The daily chart shows that the Market Vectors Gold Trust (GDX) has rebounded back to former support, now resistance at the October lows, line d.
- The 20-day EMA is at $22.22 with the daily starc+ band at $21.60.
- There are likely many stops under the January 9 low of $21.26.
- A pullback in GDX could violate this level with more important support now at $20.50 area.
- The daily OBV is much stronger on GDX then it is on GLD as it has convincingly broken its downtrend, line g.
- The OBV moved above its WMA at the end of 2013 and is now well above its rising WMA.
- Typically it would take three-five days for the OBV to drop back to its WMA.

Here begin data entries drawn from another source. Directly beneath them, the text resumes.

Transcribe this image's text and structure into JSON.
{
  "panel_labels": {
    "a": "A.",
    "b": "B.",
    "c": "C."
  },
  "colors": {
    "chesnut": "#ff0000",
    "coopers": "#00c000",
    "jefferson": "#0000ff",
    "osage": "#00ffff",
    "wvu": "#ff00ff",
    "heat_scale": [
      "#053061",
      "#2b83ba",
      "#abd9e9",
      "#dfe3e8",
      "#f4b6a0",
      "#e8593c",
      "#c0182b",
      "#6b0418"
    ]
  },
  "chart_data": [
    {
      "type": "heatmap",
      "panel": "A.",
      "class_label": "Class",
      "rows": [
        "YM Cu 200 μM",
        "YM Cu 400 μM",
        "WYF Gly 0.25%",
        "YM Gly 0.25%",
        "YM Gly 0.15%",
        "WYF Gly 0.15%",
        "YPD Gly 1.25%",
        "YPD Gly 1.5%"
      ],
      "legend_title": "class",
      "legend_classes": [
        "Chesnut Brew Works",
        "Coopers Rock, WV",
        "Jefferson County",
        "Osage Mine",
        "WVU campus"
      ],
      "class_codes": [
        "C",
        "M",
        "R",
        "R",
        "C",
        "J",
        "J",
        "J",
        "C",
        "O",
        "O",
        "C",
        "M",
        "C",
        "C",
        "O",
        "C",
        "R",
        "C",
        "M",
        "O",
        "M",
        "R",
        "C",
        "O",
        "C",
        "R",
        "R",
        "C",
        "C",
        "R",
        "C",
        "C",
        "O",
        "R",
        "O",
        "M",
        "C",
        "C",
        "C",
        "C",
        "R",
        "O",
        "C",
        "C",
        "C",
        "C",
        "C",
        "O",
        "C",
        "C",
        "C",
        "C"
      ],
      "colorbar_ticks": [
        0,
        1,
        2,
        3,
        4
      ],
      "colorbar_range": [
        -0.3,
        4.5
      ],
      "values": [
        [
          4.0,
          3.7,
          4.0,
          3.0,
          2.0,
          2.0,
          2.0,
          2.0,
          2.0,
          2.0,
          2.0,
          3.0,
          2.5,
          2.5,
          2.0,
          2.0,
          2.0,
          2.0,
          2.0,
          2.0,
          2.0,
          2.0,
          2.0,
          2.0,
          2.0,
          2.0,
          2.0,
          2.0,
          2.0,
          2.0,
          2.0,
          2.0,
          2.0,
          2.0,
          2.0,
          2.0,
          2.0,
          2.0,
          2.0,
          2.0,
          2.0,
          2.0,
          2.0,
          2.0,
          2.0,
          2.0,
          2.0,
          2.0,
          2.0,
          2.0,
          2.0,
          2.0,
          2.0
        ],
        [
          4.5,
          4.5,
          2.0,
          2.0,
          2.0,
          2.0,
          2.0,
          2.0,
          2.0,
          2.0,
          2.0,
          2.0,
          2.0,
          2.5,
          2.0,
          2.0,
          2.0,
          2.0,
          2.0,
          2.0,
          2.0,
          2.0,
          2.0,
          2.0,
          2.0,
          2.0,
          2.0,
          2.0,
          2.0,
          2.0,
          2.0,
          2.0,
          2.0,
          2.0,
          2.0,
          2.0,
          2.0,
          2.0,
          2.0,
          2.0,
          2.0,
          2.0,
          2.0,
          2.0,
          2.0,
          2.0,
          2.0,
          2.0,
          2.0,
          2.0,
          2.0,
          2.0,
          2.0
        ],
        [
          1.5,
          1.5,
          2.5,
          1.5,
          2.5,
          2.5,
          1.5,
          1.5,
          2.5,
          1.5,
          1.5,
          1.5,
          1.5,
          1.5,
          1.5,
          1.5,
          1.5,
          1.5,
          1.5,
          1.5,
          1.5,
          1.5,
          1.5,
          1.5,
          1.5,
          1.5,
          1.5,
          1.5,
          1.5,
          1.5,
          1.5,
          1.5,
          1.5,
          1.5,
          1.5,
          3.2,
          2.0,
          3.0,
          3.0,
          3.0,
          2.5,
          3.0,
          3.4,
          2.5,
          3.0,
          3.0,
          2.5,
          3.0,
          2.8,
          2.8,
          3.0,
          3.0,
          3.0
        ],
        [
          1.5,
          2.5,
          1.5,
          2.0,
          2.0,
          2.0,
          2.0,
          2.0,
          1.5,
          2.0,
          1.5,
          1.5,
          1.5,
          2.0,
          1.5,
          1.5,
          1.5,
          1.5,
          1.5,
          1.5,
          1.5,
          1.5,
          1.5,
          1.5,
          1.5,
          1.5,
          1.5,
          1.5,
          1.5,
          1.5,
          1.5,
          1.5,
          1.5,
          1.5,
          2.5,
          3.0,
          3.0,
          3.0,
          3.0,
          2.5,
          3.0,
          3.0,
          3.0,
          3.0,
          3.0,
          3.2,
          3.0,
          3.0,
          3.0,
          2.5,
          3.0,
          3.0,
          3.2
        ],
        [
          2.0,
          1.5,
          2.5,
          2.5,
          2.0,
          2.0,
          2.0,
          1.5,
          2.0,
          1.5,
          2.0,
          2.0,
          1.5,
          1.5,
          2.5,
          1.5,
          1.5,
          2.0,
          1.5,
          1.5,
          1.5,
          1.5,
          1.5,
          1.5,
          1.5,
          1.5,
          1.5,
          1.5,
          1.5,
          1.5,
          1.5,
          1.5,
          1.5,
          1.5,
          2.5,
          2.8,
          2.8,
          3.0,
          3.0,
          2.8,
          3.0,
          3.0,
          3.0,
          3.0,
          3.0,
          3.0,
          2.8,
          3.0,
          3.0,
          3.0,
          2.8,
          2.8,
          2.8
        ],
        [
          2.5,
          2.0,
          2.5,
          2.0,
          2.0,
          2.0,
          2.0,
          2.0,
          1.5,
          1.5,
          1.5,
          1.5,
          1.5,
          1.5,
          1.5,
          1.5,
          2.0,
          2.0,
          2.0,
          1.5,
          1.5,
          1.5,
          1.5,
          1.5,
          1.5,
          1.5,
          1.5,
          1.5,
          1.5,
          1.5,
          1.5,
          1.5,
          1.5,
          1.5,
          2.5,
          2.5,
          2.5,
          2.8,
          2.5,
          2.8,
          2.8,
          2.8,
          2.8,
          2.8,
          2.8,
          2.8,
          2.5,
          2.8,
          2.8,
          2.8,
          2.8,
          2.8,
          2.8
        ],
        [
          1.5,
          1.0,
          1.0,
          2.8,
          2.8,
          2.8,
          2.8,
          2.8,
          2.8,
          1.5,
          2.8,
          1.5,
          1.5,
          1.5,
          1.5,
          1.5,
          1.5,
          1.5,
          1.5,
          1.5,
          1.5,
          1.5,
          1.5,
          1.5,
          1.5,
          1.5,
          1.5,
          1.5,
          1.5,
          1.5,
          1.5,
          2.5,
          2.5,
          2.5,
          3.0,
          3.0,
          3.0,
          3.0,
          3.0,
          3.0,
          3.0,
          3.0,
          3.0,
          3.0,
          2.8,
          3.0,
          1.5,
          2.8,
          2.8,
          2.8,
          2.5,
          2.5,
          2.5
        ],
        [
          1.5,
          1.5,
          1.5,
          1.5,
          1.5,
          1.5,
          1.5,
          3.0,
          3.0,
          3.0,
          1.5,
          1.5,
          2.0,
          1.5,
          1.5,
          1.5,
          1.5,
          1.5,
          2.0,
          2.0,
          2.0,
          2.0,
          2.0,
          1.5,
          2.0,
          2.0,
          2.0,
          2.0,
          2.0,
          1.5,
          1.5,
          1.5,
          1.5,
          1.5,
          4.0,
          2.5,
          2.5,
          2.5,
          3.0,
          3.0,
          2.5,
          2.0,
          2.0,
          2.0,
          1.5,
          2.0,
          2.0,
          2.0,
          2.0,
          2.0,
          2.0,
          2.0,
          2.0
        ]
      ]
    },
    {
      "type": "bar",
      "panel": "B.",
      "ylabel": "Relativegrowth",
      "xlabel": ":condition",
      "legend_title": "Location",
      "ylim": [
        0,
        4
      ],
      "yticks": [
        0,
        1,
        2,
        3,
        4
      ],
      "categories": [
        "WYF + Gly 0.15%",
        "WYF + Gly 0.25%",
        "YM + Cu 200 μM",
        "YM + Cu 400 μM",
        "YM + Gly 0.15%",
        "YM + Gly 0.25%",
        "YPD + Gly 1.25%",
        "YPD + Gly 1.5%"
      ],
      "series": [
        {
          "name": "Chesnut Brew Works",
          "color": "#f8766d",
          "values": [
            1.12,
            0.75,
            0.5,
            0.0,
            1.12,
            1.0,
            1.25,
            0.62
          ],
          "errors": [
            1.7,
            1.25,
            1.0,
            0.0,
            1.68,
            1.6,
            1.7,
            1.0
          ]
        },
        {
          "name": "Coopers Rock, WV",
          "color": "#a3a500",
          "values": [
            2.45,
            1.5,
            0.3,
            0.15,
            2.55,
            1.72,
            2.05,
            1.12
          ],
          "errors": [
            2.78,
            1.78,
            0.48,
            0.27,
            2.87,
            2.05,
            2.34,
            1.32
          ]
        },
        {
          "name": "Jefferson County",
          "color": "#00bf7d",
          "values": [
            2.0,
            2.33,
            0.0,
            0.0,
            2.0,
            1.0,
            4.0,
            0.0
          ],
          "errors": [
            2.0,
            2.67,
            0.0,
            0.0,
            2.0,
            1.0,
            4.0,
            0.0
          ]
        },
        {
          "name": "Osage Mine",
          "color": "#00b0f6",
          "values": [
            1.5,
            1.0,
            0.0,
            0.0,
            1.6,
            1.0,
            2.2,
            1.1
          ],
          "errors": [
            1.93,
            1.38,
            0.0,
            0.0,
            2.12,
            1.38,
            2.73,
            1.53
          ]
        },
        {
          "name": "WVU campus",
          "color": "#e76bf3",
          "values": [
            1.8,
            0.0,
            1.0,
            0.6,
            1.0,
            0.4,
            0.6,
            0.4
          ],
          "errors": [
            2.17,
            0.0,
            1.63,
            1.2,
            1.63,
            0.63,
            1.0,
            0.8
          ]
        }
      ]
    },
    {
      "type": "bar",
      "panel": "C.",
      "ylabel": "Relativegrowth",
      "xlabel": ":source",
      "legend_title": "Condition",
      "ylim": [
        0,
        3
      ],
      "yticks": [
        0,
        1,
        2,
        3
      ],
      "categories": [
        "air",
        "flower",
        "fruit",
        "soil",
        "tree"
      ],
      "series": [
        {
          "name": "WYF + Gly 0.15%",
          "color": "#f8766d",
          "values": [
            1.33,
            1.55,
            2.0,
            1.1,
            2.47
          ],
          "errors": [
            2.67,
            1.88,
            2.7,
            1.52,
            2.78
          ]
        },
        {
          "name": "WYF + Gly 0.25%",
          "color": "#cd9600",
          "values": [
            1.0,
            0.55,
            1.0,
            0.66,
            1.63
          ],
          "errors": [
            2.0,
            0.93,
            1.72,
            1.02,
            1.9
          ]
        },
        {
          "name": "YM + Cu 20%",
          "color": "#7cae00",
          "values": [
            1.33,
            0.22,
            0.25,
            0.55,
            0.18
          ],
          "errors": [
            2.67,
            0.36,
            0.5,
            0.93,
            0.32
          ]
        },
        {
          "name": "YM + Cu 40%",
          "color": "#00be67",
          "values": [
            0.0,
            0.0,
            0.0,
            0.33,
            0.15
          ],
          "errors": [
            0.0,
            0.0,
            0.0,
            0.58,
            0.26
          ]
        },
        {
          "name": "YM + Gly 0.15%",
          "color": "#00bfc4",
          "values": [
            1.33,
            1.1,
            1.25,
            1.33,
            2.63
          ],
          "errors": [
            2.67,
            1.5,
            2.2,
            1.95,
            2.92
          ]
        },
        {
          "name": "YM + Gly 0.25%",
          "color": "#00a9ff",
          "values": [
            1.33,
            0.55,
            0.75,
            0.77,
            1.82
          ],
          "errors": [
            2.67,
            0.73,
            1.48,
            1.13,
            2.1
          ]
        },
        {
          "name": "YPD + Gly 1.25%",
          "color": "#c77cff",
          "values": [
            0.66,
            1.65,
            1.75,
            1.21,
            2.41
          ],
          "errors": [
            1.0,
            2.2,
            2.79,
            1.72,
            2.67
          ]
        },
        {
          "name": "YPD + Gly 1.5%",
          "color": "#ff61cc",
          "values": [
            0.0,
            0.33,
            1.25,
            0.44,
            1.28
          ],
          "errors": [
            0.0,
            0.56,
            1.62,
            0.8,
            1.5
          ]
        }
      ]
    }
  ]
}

What It Means: At the end of November, I still thought it was too early to buy either gold or the miners as I felt another new low was needed before a bottom could form. The technical outlook has now clearly improved so the next correction in both the SPDR Gold Trust (GLD) and Market Vectors Gold Trust (GDX) will need to be watched closely.
Gold is up sharply in early trading and on a strong close this week we will probably need to wait for a correction to come from higher levels. Once we see a weekly close below the prior week’s lows it will indicate that a correction is underway. The miners are preferred based on the better looking weekly chart and the stronger daily OBV.
How to Profit: For the Market Vectors Gold Trust (GDX), go 50% long at $22.28 and 50% long at $21.52, with a stop at $20.43 (risk of approx. 6.7%).